The glue package provides a powerful way to create strings from data:
```{r}
title <- "foo"
number <- 1
glue::glue("{title}-{number}")
```
But `glue()` evaluates anything inside of `{}`:
```{r}
glue::glue("{title}-{print('Hi'); number}")
```
If you want to allow a user to supply a glue string to generate a label, instead use `glue::glue_safe()` which only looks up variable names and doesn't evaluate code:
```{r, error = TRUE}
glue::glue_safe("{title}-{number}")
glue::glue_safe("{title}-{print('Hi'); number}")
```
- **Variable transformation.** There's no way to safely allow a user to provide code snippets to transform a variable for dplyr or ggplot2.
You might expect they'll write `log10(x)` but they could write `{print("Hi"); log10(x)}`
This also means that you should never use the older `ggplot2::aes_string()` with user supplied input.
Instead, stick with the techniques in Chapter \@ref(action-tidy).

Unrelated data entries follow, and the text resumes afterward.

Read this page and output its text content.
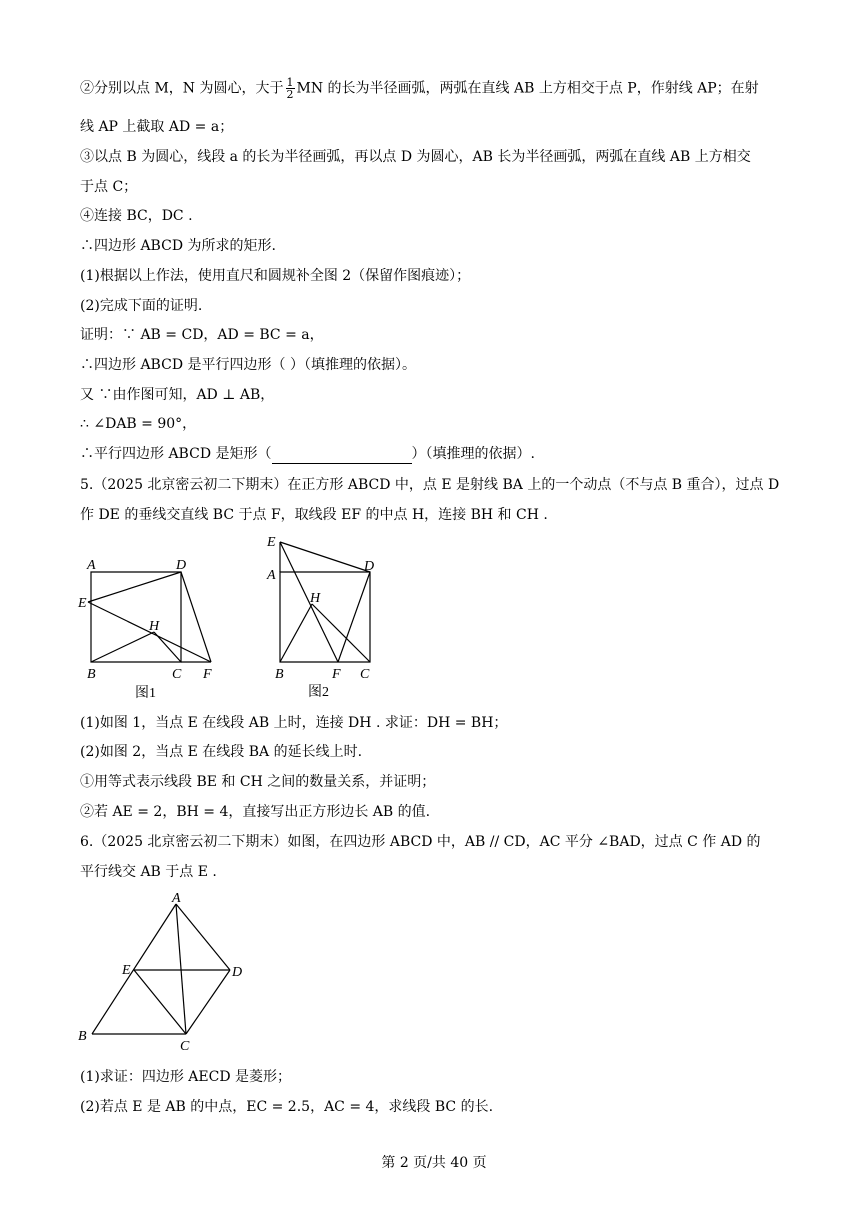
②分别以点 M，N 为圆心，大于 $\frac{1}{2}$ MN 的长为半径画弧，两弧在直线 AB 上方相交于点 P，作射线 AP；在射
线 AP 上截取 AD = a；
③以点 B 为圆心，线段 a 的长为半径画弧，再以点 D 为圆心，AB 长为半径画弧，两弧在直线 AB 上方相交
于点 C；
④连接 BC，DC .
∴四边形 ABCD 为所求的矩形.
(1)根据以上作法，使用直尺和圆规补全图 2（保留作图痕迹）；
(2)完成下面的证明.
证明：∵ AB = CD，AD = BC = a，
∴四边形 ABCD 是平行四边形（ ）（填推理的依据）。
又 ∵由作图可知，AD ⊥ AB，
∴ ∠DAB = 90°，
∴平行四边形 ABCD 是矩形（	）（填推理的依据）.
5.（2025 北京密云初二下期末）在正方形 ABCD 中，点 E 是射线 BA 上的一个动点（不与点 B 重合），过点 D
作 DE 的垂线交直线 BC 于点 F，取线段 EF 的中点 H，连接 BH 和 CH .
A	D
E
H
B	C F
图1
E
A
D
H
B	F C
图2
(1)如图 1，当点 E 在线段 AB 上时，连接 DH . 求证：DH = BH；
(2)如图 2，当点 E 在线段 BA 的延长线上时.
①用等式表示线段 BE 和 CH 之间的数量关系，并证明；
②若 AE = 2，BH = 4，直接写出正方形边长 AB 的值.
6.（2025 北京密云初二下期末）如图，在四边形 ABCD 中，AB // CD，AC 平分 ∠BAD，过点 C 作 AD 的
平行线交 AB 于点 E .
A
E	D
B
C
(1)求证：四边形 AECD 是菱形；
(2)若点 E 是 AB 的中点，EC = 2.5，AC = 4，求线段 BC 的长.
第 2 页/共 40 页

The same problem can occur with SQL.
For example, if you construct SQL with `paste()`, e.g.:
```{r}
find_student <- function(name) {
paste0("SELECT * FROM Students WHERE name = ('", name, "');")
}
find_student("Hadley")
```
An attacker can provide a malicious username:[^scaling-security-4]
[^scaling-security-4]: [\<https://xkcd.com/327/\>](https://xkcd.com/327/){.uri}
```{r}
find_student("Robert'); DROP TABLE Students; --")
```
This looks a bit odd, but it's a valid SQL query in three parts:
- `SELECT * FROM Students WHERE name = ('Robert');` finds a student with name Robert.
- `DROP TABLE Students;` deletes the `Students` table (!!).
- `--'` is a comment needed to prevent the extra `'` from turning into a syntax error.
To avoid this problem, never generate SQL strings with paste and instead use system that automatically escapes user input (like [dbplyr](https://dbplyr.tidyverse.org)), or use `glue::glue_sql()`:
```{r}
con <- DBI::dbConnect(RSQLite::SQLite(), ":memory:")
find_student <- function(name) {
glue::glue_sql("SELECT * FROM Students WHERE name = ({name});", .con = con)
}
find_student("Robert'); DROP TABLE Students; --")
```
It's a little hard to tell at first glance, but this is safe, because SQL's equivalent of `\'` is `''` so the query returns all rows of the `Students` table where the name is literally "Robert'); DROP TABLE Students; --".